Whether checking-in at a supermarket or perusing a digital menu at a restaurant, the QR code has become an integral part of daily life, helping to keep people safe during the pandemic.
Since the launch of the COVID-Safe check-in system in New South Wales on 12 August 2020, Service NSW reports there have been an average of 2.44 million QR check-ins daily, or more than 1.1 billion in total (data is correct as at 8 November 2021).
QR check-ins to all workplaces and retail businesses also became mandatory from 12 July 2021.
“QR codes have been transformational during the pandemic,” NSW Minister for Digital and Customer Service Victor Dominello tells SBS Japanese, "helping the contact tracers do their jobs more efficiently or stimulating the economy via Dine and Discover vouchers.”
"[The pandemic] took the national understanding of QR codes from something only handful of people understood and used to common place usage.”

COVID-19 QR check-in code and safety signs are placed at the entrance of pubs and cafes at The Rocks, Sydney, Sunday, October 17, 2021. Source: AAP Image/Bianca De Marchi
Birth of the QR code
However, the QR - or Quick Response - code existed long before the pandemic, invented in 1994 with the intention of replacing the barcode in the manufacturing industry.
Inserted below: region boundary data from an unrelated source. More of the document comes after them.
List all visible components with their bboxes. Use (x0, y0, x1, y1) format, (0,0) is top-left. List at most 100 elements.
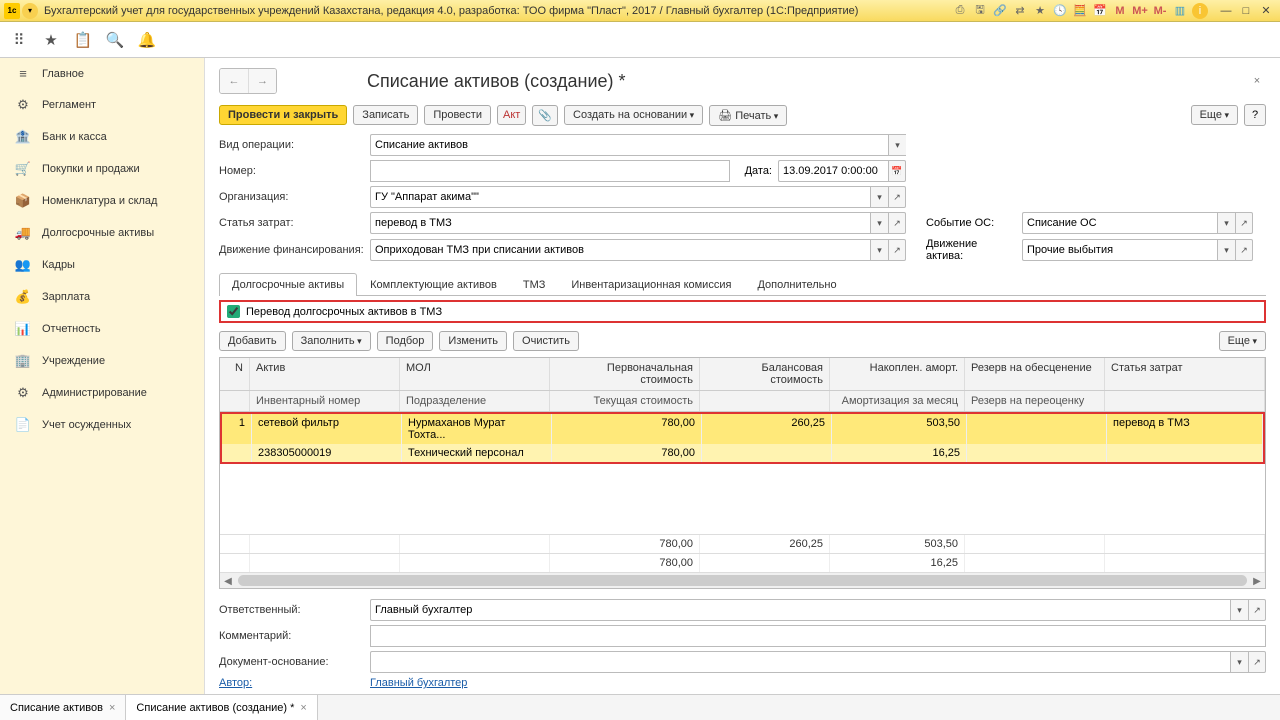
col-aktiv[interactable]: Актив (250, 358, 400, 390)
dropdown-icon[interactable]: ▾ (870, 212, 888, 234)
input-resp[interactable]: Главный бухгалтер (370, 599, 1230, 621)
col-statya[interactable]: Статья затрат (1105, 358, 1265, 390)
sidebar-item-reports[interactable]: 📊Отчетность (0, 313, 204, 345)
more-button[interactable]: Еще (1191, 105, 1238, 125)
panels-icon[interactable]: ▥ (1172, 3, 1188, 19)
post-and-close-button[interactable]: Провести и закрыть (219, 105, 347, 125)
col-tek[interactable]: Текущая стоимость (550, 391, 700, 411)
footer-tab-2[interactable]: Списание активов (создание) * × (126, 695, 317, 720)
dt-kt-button[interactable]: Aкт (497, 105, 526, 125)
horizontal-scrollbar[interactable]: ◀ ▶ (220, 572, 1265, 588)
checkbox-input[interactable] (227, 305, 240, 318)
open-icon[interactable]: ↗ (888, 239, 906, 261)
sidebar-item-org[interactable]: 🏢Учреждение (0, 345, 204, 377)
tab-tmz[interactable]: ТМЗ (510, 273, 559, 296)
forward-button[interactable]: → (248, 69, 276, 93)
favorite-icon[interactable]: ★ (1032, 3, 1048, 19)
tab-additional[interactable]: Дополнительно (744, 273, 849, 296)
col-bal[interactable]: Балансовая стоимость (700, 358, 830, 390)
scroll-thumb[interactable] (238, 575, 1247, 586)
page-close-button[interactable]: × (1248, 72, 1266, 90)
history-icon[interactable]: 🕓 (1052, 3, 1068, 19)
input-docbase[interactable] (370, 651, 1230, 673)
tab-assets[interactable]: Долгосрочные активы (219, 273, 357, 296)
col-podr[interactable]: Подразделение (400, 391, 550, 411)
create-based-button[interactable]: Создать на основании (564, 105, 703, 125)
input-dvizh-akt[interactable]: Прочие выбытия (1022, 239, 1217, 261)
app-menu-dropdown[interactable]: ▾ (22, 3, 38, 19)
print-button[interactable]: 🖨 Печать (709, 105, 787, 126)
memory-m[interactable]: M (1112, 3, 1128, 19)
star-icon[interactable]: ★ (42, 31, 60, 49)
close-button[interactable]: ✕ (1256, 3, 1276, 19)
sidebar-item-stock[interactable]: 📦Номенклатура и склад (0, 185, 204, 217)
link-icon[interactable]: 🔗 (992, 3, 1008, 19)
label-author[interactable]: Автор: (219, 677, 364, 689)
dropdown-icon[interactable]: ▾ (870, 186, 888, 208)
dropdown-icon[interactable]: ▾ (888, 134, 906, 156)
calendar-icon[interactable]: 📅 (888, 160, 906, 182)
sidebar-item-main[interactable]: ≡Главное (0, 58, 204, 89)
open-icon[interactable]: ↗ (1248, 651, 1266, 673)
attach-button[interactable]: 📎 (532, 105, 558, 126)
save-button[interactable]: Записать (353, 105, 418, 125)
table-more-button[interactable]: Еще (1219, 331, 1266, 351)
calendar-icon[interactable]: 📅 (1092, 3, 1108, 19)
open-icon[interactable]: ↗ (1235, 239, 1253, 261)
sidebar-item-reglament[interactable]: ⚙Регламент (0, 89, 204, 121)
sidebar-item-assets[interactable]: 🚚Долгосрочные активы (0, 217, 204, 249)
input-comment[interactable] (370, 625, 1266, 647)
col-rez2[interactable]: Резерв на переоценку (965, 391, 1105, 411)
info-icon[interactable]: i (1192, 3, 1208, 19)
table-row[interactable]: 1 сетевой фильтр Нурмаханов Мурат Тохта.… (222, 414, 1263, 444)
post-button[interactable]: Провести (424, 105, 491, 125)
close-icon[interactable]: × (109, 702, 115, 714)
scroll-left-icon[interactable]: ◀ (220, 573, 236, 589)
clipboard-icon[interactable]: 📋 (74, 31, 92, 49)
memory-mplus[interactable]: M+ (1132, 3, 1148, 19)
print-icon[interactable]: ⎙ (952, 3, 968, 19)
maximize-button[interactable]: □ (1236, 3, 1256, 19)
compare-icon[interactable]: ⇄ (1012, 3, 1028, 19)
tab-commission[interactable]: Инвентаризационная комиссия (558, 273, 744, 296)
open-icon[interactable]: ↗ (1235, 212, 1253, 234)
pick-button[interactable]: Подбор (377, 331, 434, 351)
input-statya[interactable]: перевод в ТМЗ (370, 212, 870, 234)
col-n[interactable]: N (220, 358, 250, 390)
dropdown-icon[interactable]: ▾ (870, 239, 888, 261)
clear-button[interactable]: Очистить (513, 331, 579, 351)
apps-icon[interactable]: ⠿ (10, 31, 28, 49)
sidebar-item-admin[interactable]: ⚙Администрирование (0, 377, 204, 409)
col-amort-m[interactable]: Амортизация за месяц (830, 391, 965, 411)
help-button[interactable]: ? (1244, 104, 1266, 126)
sidebar-item-bank[interactable]: 🏦Банк и касса (0, 121, 204, 153)
sidebar-item-prisoners[interactable]: 📄Учет осужденных (0, 409, 204, 441)
sidebar-item-trade[interactable]: 🛒Покупки и продажи (0, 153, 204, 185)
edit-button[interactable]: Изменить (439, 331, 507, 351)
back-button[interactable]: ← (220, 69, 248, 93)
save-icon[interactable]: 🖫 (972, 3, 988, 19)
tab-components[interactable]: Комплектующие активов (357, 273, 510, 296)
sidebar-item-salary[interactable]: 💰Зарплата (0, 281, 204, 313)
col-inv[interactable]: Инвентарный номер (250, 391, 400, 411)
input-vid-op[interactable]: Списание активов (370, 134, 888, 156)
open-icon[interactable]: ↗ (888, 212, 906, 234)
input-org[interactable]: ГУ "Аппарат акима"" (370, 186, 870, 208)
col-rez1[interactable]: Резерв на обесценение (965, 358, 1105, 390)
col-mol[interactable]: МОЛ (400, 358, 550, 390)
input-dvizh-fin[interactable]: Оприходован ТМЗ при списании активов (370, 239, 870, 261)
dropdown-icon[interactable]: ▾ (1230, 599, 1248, 621)
add-button[interactable]: Добавить (219, 331, 286, 351)
fill-button[interactable]: Заполнить (292, 331, 371, 351)
table-row[interactable]: 238305000019 Технический персонал 780,00… (222, 444, 1263, 462)
dropdown-icon[interactable]: ▾ (1217, 239, 1235, 261)
search-icon[interactable]: 🔍 (106, 31, 124, 49)
dropdown-icon[interactable]: ▾ (1230, 651, 1248, 673)
col-amort[interactable]: Накоплен. аморт. (830, 358, 965, 390)
dropdown-icon[interactable]: ▾ (1217, 212, 1235, 234)
col-perv[interactable]: Первоначальная стоимость (550, 358, 700, 390)
memory-mminus[interactable]: M- (1152, 3, 1168, 19)
author-link[interactable]: Главный бухгалтер (370, 677, 467, 689)
input-nomer[interactable] (370, 160, 730, 182)
open-icon[interactable]: ↗ (888, 186, 906, 208)
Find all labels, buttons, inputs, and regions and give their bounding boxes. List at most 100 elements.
"Never did I imagine people scanning QR codes on the street," says Masahiro Hara, of Denso Wave Incorporated Japan, who is dubbed the 'father of the QR code'.
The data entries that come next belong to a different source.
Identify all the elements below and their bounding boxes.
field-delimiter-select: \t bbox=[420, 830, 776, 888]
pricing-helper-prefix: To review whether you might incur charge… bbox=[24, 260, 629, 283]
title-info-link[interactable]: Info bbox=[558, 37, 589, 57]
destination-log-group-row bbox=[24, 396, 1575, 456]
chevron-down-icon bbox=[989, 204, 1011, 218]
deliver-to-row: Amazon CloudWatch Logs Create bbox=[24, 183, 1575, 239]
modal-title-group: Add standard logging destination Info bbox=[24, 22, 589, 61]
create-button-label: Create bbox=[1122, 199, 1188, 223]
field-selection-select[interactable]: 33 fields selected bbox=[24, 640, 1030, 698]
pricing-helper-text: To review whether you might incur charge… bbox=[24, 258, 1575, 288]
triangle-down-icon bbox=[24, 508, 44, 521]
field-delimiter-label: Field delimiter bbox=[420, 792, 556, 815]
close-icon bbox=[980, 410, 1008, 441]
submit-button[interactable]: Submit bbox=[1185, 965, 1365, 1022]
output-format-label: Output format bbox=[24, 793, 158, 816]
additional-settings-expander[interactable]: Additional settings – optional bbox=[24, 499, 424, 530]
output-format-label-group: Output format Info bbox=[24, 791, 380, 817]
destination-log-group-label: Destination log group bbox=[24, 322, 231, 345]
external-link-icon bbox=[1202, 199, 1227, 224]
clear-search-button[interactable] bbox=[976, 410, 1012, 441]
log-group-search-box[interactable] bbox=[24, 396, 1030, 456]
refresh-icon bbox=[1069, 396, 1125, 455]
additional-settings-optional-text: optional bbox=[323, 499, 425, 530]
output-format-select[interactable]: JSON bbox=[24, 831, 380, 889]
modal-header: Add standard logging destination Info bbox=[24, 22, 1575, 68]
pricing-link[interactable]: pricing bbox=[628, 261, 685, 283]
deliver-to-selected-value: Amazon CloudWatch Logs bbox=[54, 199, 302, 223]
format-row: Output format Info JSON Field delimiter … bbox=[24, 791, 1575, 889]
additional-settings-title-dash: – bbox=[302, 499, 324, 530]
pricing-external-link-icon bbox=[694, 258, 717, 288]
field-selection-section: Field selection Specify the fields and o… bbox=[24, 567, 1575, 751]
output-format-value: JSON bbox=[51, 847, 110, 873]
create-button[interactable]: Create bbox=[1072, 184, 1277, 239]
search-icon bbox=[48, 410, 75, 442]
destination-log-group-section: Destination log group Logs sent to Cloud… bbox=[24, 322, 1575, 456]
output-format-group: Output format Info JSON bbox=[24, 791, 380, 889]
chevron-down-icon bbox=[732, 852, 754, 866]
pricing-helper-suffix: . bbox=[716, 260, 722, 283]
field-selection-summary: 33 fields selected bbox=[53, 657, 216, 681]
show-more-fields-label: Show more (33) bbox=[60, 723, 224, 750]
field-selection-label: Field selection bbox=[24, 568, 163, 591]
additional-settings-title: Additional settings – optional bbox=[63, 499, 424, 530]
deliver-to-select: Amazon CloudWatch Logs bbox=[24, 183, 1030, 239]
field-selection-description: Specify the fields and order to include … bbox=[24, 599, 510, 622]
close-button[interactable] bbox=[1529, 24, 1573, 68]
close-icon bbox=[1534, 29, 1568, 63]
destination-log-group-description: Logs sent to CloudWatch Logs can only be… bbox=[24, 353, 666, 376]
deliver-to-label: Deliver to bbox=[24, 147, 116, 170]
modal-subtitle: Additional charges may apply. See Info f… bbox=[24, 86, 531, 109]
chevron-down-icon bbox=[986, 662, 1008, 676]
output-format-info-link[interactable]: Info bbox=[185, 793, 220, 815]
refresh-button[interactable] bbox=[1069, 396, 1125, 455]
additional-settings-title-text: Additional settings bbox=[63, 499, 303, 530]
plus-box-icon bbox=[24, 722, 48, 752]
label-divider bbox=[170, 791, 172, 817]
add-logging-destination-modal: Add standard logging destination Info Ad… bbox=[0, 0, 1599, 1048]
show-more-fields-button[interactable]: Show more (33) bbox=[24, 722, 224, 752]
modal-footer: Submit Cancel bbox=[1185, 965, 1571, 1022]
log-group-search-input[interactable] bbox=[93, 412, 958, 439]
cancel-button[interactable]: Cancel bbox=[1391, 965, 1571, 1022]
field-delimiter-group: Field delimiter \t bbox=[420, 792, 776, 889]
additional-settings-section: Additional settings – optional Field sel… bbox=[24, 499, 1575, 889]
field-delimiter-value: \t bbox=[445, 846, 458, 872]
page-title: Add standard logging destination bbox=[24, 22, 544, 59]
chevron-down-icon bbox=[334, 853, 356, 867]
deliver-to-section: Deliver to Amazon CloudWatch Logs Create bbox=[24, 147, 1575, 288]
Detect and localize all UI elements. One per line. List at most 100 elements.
Hara was involved in the development of barcode scanners and optical character recognition (OCR) devices in the early '90s, when he was approached by a car manufacturing company to develop a scanner that could read more quickly and efficiently.
“At the time, barcodes could only hold about 20 characters, so they were putting 10 barcodes in a row [for a single item]," says Hara, pointing out that scanning items multiple times could be incredibly time-consuming.
“With the diversification of user needs, there was a massive increase in automobile parts. Yet with the bubble bursting in Japan, and the industry going from mass production to low volume production, there was a greater need for meticulous control,” he told SBS Japanese.

The QR code was initially developed to relace the barcode in the manufacturing industry Source: DENSO WAVE INCORPORATED
Soon he realised that it wasn’t the scanners that required improvement, but the code itself.
He held countless trials to fit in more information by shortening the height of the barcodes or stacking them, soon coming to the conclusion that a two-dimensional grid form was the most efficient.
This held 7,000 characters compared to 20 with the one-dimensional barcode.
To overcome the “biggest challenge” of reading such complicated 2D codes efficiently, Hara placed the “position detection pattern”, or the square markers, at the three corners of the QR code.
After tirelessly studying various printed matter, Hara discovered that the specific black/white ratio of 1:1:3:1:1 was the least common. By incorporating this ratio into his markers, it allowed the scanner to locate the code efficiently regardless of any surrounding text or images that may interrupt it.

Position detection pattern with black/white ratio of 1:1:3:1:1 allows instant scanning Source: DENSO WAVE INCORPORATED
Future uses
Hara kept the QR code an open patent from the start, to encourage people to take up the new technology.
"The patent for barcodes had already expired, so it was free. I didn't think people would take up the QR code if it came with a cost."
"It was also to stop any other codes entering the market," he adds, stating there was a risk of the industry being flooded with cheaper alternative codes, if QR codes were not readily available for free.
"By making it open, I made it available for anybody and everybody."
Currently QR codes hold information in a text form, but Hara is looking at incorporating colour, so that more complicated information like images and videos can be stored.
He hopes to develop QR codes for medical images and data, such as electrocardiograms and x-rays.
By being able to carry this information, we can ensure people are given the right treatment in the case of an emergency.
Mr Dominello says he hopes our current reliance on the QR code is only a "temporary setting" but that we need to be "guided by health advice in terms of when to turn it off".
“The best part of the QR codes is that if for whatever reason we need to turn them back on again, the people of NSW have this in their back pockets to turn on quickly.”